Disclaimer: Opinions expressed below belong solely to the author.
Over the past six months since the ground-breaking debut of the third iteration of ChatGPT, we have grown accustomed to seeing the company behind it — OpenAI — and its bot plastered all over the media as a model example for what the future holds.
Money started pouring in, with Microsoft growing its bet on OpenAI to US$10 billion earlier this year, putting the company’s valuation at around US$30 billion or more, by now.

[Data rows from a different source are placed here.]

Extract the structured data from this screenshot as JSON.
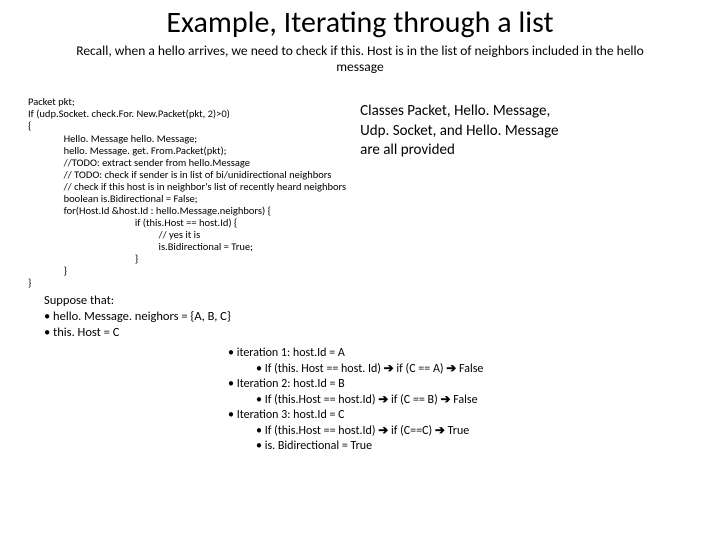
{
  "title": "Example, Iterating through a list",
  "subtitle": "Recall, when a hello arrives, we need to check if this. Host is in the list of neighbors included in the hello message",
  "code": {
    "l1": "Packet pkt;",
    "l2": "If (udp.Socket. check.For. New.Packet(pkt, 2)>0)",
    "l3": "{",
    "l4": "               Hello. Message hello. Message;",
    "l5": "               hello. Message. get. From.Packet(pkt);",
    "l6": "               //TODO: extract sender from hello.Message",
    "l7": "               // TODO: check if sender is in list of bi/unidirectional neighbors",
    "l8": "               // check if this host is in neighbor's list of recently heard neighbors",
    "l9": "               boolean is.Bidirectional = False;",
    "l10": "               for(Host.Id &host.Id : hello.Message.neighbors) {",
    "l11": "                                             if (this.Host == host.Id) {",
    "l12": "                                                       // yes it is",
    "l13": "                                                       is.Bidirectional = True;",
    "l14": "                                             }",
    "l15": "               }",
    "l16": "}"
  },
  "side": {
    "l1": "Classes Packet, Hello. Message,",
    "l2": "Udp. Socket, and Hello. Message",
    "l3": "are all provided"
  },
  "suppose": {
    "head": "Suppose that:",
    "b1": "•   hello. Message. neighors = {A, B, C}",
    "b2": "•   this. Host = C"
  },
  "iter": {
    "i1": "•    iteration 1: host.Id = A",
    "i1a": "•    If (this. Host == host. Id)",
    "i1b": " if (C == A) ",
    "i1c": " False",
    "i2": "•    Iteration 2: host.Id = B",
    "i2a": "•    If (this.Host == host.Id)",
    "i2b": " if (C == B) ",
    "i2c": " False",
    "i3": "•    Iteration 3: host.Id = C",
    "i3a": "•    If (this.Host == host.Id)",
    "i3b": " if (C==C) ",
    "i3c": " True",
    "i3d": "•    is. Bidirectional = True"
  },
  "arrow": "➔"
}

Meanwhile, Alphabet/Google, formerly considered the leader in the race, has become the butt of public jokes over its botched, hasty launch of Bard AI, widely regarded as evidence of how the trillion dollar giant was caught off guard by competition — and could possibly see its entire business model (based on access to information via google.com) threatened.
Few even considered that Mark Zuckerberg — distracted by his metaverse obsession — could become a major contender… until something happened that flipped the table upside down.
Stroke of genius or luck?
A few days ago, an internal document titled “We Have No Moat, And Neither Does OpenAI”, authored by one of Google’s researchers, was leaked on a public Discord server, sparking a debate about the future of AI — particularly as a closed technology, closely guarded by mega corporations.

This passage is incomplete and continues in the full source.